Pidió otra de anís. El maestro dijo que sí, con la cabeza. Lope
llegó a Sagrado, y voceando encontró a Roque el Mediano. Roque era algo
retrasado y hacía unos quince años que pastoreaba para Emeterio. Tendría cerca
de cincuenta años y no hablaba casi nunca. Durmieron en el mismo chozo de
barro, bajo los robles, aprovechando el abrazo de las raíces. En el chozo sólo
cabían echados y tenía que entrar a gatas, medio arrastrándose. Pero se estaba
fresco en el verano y bastante abrigado en el invierno.

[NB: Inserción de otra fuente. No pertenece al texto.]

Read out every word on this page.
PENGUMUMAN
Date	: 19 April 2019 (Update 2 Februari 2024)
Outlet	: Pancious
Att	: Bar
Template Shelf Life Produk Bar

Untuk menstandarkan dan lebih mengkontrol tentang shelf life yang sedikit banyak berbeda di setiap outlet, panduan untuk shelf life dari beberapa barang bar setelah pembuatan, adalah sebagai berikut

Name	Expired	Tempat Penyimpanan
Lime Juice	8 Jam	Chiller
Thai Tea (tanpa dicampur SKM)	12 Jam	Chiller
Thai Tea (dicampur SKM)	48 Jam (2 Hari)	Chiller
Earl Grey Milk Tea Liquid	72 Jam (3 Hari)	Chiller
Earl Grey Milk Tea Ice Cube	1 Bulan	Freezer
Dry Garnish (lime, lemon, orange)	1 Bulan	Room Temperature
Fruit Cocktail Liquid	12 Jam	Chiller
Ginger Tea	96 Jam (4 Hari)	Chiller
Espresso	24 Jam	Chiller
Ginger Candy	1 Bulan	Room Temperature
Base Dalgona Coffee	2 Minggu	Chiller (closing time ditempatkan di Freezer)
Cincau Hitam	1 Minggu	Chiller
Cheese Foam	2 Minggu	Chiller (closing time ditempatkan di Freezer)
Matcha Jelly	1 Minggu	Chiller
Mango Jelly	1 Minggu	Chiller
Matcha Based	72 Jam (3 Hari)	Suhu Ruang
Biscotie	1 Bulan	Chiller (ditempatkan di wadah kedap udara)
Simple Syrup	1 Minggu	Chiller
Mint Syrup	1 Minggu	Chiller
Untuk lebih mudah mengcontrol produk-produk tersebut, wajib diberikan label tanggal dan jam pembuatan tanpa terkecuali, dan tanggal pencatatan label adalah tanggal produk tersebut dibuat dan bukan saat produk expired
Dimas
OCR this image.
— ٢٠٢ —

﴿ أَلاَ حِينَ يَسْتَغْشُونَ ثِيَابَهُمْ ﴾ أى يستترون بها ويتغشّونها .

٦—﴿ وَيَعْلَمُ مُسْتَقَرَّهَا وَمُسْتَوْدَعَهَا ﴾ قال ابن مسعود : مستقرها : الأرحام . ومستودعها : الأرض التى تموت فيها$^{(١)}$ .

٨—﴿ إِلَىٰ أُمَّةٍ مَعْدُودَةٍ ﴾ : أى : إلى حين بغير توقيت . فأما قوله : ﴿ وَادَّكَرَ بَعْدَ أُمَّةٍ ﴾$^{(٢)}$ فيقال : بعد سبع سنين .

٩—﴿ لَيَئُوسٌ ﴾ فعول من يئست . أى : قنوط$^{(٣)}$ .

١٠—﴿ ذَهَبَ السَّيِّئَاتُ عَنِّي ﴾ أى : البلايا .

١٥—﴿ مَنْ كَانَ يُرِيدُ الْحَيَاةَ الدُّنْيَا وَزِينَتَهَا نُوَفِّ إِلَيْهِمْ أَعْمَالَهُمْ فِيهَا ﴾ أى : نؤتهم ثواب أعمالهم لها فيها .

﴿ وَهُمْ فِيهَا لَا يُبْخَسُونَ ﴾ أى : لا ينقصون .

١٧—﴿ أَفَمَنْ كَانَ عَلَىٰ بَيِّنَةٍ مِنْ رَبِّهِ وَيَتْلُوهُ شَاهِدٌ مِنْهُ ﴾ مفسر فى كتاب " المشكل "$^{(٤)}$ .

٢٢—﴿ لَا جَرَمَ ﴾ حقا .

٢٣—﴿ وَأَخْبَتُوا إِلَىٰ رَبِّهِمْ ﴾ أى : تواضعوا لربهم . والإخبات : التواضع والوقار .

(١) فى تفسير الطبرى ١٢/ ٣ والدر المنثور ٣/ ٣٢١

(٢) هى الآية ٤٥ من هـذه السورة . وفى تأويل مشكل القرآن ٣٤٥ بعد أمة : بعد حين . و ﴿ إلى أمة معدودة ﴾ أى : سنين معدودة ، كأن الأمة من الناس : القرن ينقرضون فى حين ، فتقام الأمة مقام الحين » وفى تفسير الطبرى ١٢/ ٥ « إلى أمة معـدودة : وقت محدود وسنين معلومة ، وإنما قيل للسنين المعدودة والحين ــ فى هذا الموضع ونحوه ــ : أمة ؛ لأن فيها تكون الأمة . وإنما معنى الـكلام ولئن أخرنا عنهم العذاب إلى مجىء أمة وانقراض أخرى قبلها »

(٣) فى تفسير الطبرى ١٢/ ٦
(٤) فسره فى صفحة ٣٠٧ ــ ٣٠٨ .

El verano pasó. Luego el otoño y el invierno. Los pastores no
bajaban al pueblo, excepto el día de la fiesta. Cada quince días un zagal les
subía la «collera»: pan, cecina, sebo, ajos. A veces, una bota de vino. Las
cumbres de Sagrado eran hermosas, de un azul profundo, terrible, ciego. El sol,
alto y redondo, como una pupila impertérrita, reinaba allí. En la neblina del
amanecer, cuando aún no se oía el zumbar de las moscas ni crujido alguno, Lope
solía despertar, con la techumbre de barro encima de los ojos. Se quedaba
quieto un rato, sintiendo en el costado el cuerpo de Roque el Mediano, como un
bulto alentante. Luego, arrastrándose, salía para el cerradero. En el cielo,
cruzados, como estrellas fugitivas, los gritos se perdían, inútiles y grandes.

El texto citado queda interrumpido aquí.